Fahrer in autonomen Fahrzeugen reagieren besser auf akustische und haptische als auf rein visuelle Signale; Nuance und das Deutsche Forschungszentrum für Künstliche Intelligenz DFKI intensivieren die Zusammenarbeit mit einem Büro auf dem Forschungs-Campus.

Nuance erweitert seine Partnerschaft mit dem Deutschen Forschungszentrum für Künstliche Intelligenz (DFKI), der weltweit größten wissenschaftlichen Forschungseinrichtung für Methoden und Anwendungen auf dem Gebiet der Künstlichen Intelligenz (KI). Nuance ist ab sofort mit einem eigenen Büro auf dem DFKI-Campus in Saarbrücken vertreten und wird gemeinsam mit dem DFKI zu KI und Mensch-Maschine-Interaktion forschen. Konkret geht es um Anwendungen in selbstfahrenden Autos, im Gesundheitswesen und in der Omnichannel-Kundenbetreuung.

Eine gemeinsame Initiative von Nuance und DFKI fokussiert die Anwendung von KI in Systemen für das autonome Fahren. Benötigt werden intelligente kooperative Fahrerassistenzsysteme, die den Fahrer bei Bedarf effektiv in den Fahrmodus zurückholen.

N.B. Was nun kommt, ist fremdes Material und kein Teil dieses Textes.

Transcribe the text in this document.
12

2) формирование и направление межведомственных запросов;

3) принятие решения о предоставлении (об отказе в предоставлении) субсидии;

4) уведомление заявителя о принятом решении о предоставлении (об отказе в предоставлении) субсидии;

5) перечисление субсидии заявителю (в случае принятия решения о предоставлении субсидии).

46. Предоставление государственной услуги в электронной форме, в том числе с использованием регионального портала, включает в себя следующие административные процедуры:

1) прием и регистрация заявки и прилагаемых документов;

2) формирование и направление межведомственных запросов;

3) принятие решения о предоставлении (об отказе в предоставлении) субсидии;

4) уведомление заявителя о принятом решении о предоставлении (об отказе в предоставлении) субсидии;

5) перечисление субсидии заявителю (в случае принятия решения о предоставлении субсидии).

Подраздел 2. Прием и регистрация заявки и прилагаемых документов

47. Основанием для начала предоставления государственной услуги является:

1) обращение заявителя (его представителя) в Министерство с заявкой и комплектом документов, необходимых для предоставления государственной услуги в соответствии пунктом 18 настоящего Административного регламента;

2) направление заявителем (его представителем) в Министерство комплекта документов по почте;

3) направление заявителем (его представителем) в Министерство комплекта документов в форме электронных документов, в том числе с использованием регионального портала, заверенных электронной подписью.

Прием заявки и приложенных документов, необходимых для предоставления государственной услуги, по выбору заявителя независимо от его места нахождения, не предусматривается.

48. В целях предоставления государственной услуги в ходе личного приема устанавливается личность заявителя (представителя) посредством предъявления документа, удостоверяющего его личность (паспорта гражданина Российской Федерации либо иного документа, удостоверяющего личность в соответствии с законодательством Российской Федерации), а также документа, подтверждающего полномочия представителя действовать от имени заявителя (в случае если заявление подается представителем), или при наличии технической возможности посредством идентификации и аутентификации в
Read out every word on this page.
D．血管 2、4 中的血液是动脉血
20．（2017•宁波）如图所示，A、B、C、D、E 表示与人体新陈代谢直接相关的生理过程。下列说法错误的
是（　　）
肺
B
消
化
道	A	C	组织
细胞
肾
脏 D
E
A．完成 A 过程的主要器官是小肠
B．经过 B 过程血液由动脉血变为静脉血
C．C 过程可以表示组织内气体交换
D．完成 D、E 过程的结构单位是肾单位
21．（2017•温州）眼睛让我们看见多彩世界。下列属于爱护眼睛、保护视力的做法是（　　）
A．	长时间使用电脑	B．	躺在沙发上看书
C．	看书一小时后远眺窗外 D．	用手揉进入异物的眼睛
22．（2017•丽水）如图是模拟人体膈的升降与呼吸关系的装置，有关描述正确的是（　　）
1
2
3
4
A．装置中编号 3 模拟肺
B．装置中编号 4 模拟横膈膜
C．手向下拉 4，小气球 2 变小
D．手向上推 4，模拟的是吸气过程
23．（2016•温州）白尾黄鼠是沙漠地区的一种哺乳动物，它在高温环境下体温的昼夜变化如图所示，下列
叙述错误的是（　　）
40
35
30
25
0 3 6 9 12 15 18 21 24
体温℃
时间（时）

In der Zukunftsvision des selbstfahrenden Autos haben die Insassen mehr Zeit, um sich zu unterhalten oder zu arbeiten, zum Beispiel, um Filme zu sehen, zu spielen, zu lesen oder lange Pendelzeiten mithilfe von Apps und Services produktiver zu nutzen. Allerdings muss die Steuerung des Fahrzeugs schnell und nahtlos an den Fahrer übergeben werden, wenn dessen Eingreifen erforderlich ist. Um die Umstände der vielen Szenarien besser verstehen zu können, in denen die Steuerung durch den Fahrer erforderlich ist, haben Nuance und DFKI eine Usability-Studie durchgeführt. Zielsetzung war, herauszufinden, wie die Aufmerksamkeit des Fahrers in diesem Fall am effektivsten geweckt wird.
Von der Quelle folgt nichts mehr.